L'ISTINTO DI NARRARE

Autore: Jonathan Gottschall

Numero di pagine: 249

Data di pubblicazione: 2014

Temi: Teoria dell'evoluzione, Letteratura


Passiamo più tempo immersi in un universo di finzione che nel mondo reale. «L'isola che non c'è» è la nostra vera nicchia ecologica, il nostro habitat. Nessun altro animale dipende dalla narrazione quanto l'essere umano, lo «storytelling animal». Questo strano comportamento, che ci porta a mettere al centro della nostra esistenza cose che non esistono, è innato e antichissimo; ci sono segni di finzione fin dai primordi dell'umanità e basta osservare un bambino nel suo quotidiano gioco del «facciamo finta che» per capire che si tratta di un istinto primordiale, che ha già dentro di sé quando viene al mondo. Ma a che scopo? Jonathan Gottschall studia la narrazione da molti punti di vista e ha un'idea originale e affascinante per spiegare come si sia sviluppata questa strana abilità. Appoggiandosi, da letterato, alle ricerche più avanzate della biologia e delle neuroscienze, Gottschall evoca i ben tangibili vantaggi del mondo fantastico, e lo fa con il piglio del grande narratore. Raccontando storie, ad esempio, i bambini imparano a gestire i rapporti sociali; con le fantasie a occhi aperti esploriamo mondi alternativi che sarebbe troppo rischioso vivere in prima persona, ma che risulteranno utilissimi nella vita reale; nei romanzi e nei film cementiamo una morale comune che permette alla società di funzionare col minimo possibile di contrasti; e poi è provato che la letteratura ci cambia, fisicamente e in meglio. Qualsiasi insegnante sa bene che per far comprendere un concetto bisogna vestirlo di una trama.
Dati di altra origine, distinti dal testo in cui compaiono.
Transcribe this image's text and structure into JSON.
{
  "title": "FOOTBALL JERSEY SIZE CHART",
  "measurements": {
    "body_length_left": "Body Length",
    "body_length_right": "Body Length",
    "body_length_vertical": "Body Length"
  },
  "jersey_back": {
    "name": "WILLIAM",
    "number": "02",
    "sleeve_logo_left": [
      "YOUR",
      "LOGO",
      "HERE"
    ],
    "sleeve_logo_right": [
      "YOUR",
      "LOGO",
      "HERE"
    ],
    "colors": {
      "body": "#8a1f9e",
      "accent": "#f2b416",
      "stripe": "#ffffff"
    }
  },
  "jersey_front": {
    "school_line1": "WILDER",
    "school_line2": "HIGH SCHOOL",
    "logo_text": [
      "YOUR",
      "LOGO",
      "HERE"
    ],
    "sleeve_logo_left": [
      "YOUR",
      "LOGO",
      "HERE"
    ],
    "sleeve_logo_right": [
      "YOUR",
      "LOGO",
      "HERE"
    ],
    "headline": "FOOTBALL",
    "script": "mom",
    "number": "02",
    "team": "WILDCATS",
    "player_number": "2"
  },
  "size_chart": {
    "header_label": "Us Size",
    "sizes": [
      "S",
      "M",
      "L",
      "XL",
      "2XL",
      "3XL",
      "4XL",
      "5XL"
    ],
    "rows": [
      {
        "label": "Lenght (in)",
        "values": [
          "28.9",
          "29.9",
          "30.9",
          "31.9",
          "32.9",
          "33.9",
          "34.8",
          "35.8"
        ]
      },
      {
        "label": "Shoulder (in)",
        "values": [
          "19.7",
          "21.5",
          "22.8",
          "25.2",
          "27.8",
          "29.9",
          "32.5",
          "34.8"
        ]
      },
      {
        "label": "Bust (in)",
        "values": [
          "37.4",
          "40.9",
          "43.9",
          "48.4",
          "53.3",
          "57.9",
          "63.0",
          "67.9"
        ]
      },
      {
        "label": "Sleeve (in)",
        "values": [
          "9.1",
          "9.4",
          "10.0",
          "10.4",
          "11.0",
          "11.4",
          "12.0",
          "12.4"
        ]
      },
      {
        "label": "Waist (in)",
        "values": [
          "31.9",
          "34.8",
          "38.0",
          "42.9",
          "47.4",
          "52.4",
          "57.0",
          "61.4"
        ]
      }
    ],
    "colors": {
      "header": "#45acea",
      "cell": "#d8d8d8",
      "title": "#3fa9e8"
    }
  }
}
Il potere universale della finzione è probabilmente la nostra caratteristica più distintiva, il segreto del nostro successo, ciò che ha reso l'uomo un animale diverso dagli altri, permettendo a lui solo di vivere contemporaneamente molte vite, accumulare esperienze diverse e costruire il proprio mondo con l'incanto dell'invenzione.



”Gli esperti di statistica concordano nel ritenere che, se solo potessero disporre di un certo numero di scimmie immortali e le chiudessero in una stanza con una macchina da scrivere facendo sì che battano sui tasti per tanto, tantissimo tempo, alla fine gli animali partorirebbero una riproduzione perfetta dell'Amleto, con tutti i punti, le virgole e persino le imprecazioni al posto giusto. È importante che le scimmie in questione siano immortali: gli statistici riconoscono che ci vorrebbe davvero molto tempo”

 

A chi non è mai capitato di perdersi in una storia? A chiunque. Leggendo un bel libro o guardando un film ci troviamo immersi in un mondo che non è quello nel quale siamo abituati a vivere.  Vi siete mai chiesti però come questo sia possibile? Io, prima di leggere questo libro, no. Leggendolo scoprirete come le storie che tanto amiamo non solo sono belle ma sono anche e sopratutto utili. Grazie a loro infatti siamo riusciti a diventare quell'animale tanto evoluto che scrive e ascolta storie: l'uomo. Leggendo questo libro scoprirete tutti i meccanismi che ci permettono di capire e amare tutte le narrazioni che ci accompagnano quotidianamente. Potreste arrivare a  ringraziare la storia dell'evoluzione che ci ha fatto questo regalo: che mondo sarebbe, infatti, senza storie?